Bugün kritik sorun, yabancı sermaye girişlerindeki durgunlaşmadır. Bu durumu telafi eden ve açıklanması imkânsız olan kayıt-dışı para giriyor. 2018 Mart–Mayıs döneminde kayıt–dışı sermaye girişi 6,5 milyar dolardır.

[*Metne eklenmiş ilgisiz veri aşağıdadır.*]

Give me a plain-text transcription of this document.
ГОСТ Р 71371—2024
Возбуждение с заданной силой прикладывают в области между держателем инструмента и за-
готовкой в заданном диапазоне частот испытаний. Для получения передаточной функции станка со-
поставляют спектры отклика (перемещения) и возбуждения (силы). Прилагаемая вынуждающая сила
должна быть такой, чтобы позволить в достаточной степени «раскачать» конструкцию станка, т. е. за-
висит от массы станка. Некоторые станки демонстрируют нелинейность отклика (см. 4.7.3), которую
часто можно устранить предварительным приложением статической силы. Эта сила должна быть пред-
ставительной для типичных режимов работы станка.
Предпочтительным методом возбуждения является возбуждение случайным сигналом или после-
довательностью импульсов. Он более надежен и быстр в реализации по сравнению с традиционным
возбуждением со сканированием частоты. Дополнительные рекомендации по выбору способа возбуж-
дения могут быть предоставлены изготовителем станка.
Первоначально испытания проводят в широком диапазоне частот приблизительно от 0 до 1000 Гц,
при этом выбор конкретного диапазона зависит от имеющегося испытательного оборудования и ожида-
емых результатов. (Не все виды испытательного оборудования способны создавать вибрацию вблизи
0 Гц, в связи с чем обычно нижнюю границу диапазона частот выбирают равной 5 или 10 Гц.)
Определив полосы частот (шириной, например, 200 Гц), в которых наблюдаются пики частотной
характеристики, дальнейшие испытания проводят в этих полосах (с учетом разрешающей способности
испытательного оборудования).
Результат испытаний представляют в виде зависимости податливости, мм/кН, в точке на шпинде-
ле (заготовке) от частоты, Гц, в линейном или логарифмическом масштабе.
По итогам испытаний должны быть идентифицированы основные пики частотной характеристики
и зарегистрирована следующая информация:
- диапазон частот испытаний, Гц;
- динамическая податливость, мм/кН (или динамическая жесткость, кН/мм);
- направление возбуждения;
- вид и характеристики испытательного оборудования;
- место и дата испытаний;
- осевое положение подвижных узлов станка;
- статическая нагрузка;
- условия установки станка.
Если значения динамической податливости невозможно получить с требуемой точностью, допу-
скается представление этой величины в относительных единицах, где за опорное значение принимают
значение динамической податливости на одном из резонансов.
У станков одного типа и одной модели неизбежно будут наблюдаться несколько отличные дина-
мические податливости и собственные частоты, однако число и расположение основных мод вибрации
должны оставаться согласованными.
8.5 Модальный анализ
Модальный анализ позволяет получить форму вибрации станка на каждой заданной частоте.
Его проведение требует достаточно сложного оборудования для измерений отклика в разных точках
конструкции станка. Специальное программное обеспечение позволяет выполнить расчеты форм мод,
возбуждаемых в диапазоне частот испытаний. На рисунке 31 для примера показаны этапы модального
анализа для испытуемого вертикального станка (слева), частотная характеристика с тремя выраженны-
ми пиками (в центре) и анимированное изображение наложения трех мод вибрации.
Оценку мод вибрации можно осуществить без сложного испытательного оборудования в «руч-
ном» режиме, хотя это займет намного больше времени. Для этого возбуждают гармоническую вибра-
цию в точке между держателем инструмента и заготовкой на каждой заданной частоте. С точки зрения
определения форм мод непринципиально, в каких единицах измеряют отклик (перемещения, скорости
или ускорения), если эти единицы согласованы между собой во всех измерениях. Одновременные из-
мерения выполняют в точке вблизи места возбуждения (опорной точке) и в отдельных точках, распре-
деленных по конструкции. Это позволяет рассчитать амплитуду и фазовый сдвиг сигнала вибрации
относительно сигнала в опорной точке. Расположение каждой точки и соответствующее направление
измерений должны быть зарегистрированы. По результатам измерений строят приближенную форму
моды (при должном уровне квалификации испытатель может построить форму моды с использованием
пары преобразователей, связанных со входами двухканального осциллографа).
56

2017’nin aynı dönemi içinde ise, toplam 3,8 milyar dolar kayıt dışı sermaye çıkışı vardı. Türkiye ekonomisinin yarım kriz ortamına girdiği her konjonktürde, bizim deşifre edemediğimiz kayıt–dışı para girişi meydana gelmektedir. Yukarıda verdiğim rakam şunu söylüyor, 3,8 milyar dolarlık bir kayıt–dışı çıkış, 6,5 milyar dolarlık esrarengiz, karanlık sermaye girişine dönüşüyor. Net olarak 10 milyar doları aşan kayıtsız dış kaynak eklentisi geliyor. Bu kayıt dışı kaynak ne kadar devam eder? İç yüzünü bilemiyoruz. Ek olarak, Türkiyeli bankalar yurtdışındaki rezervlerini son üç ayda içeri taşıyorlar. 2 milyar dolara yakın bir katkı da buradan geliyor.

O yüzden bu tarihlerde yabancı sermaye girişlerinin bütün kalemleri düşmesine rağmen; sermaye hareketlerinin toplamı, kayıt dışı para girişi nedeniyle pozitife dönüyor. Bu iki kalem Türkiye’nin hızla krizin dibine doğru sürüklenme etkenini frenliyor ama durduramıyor.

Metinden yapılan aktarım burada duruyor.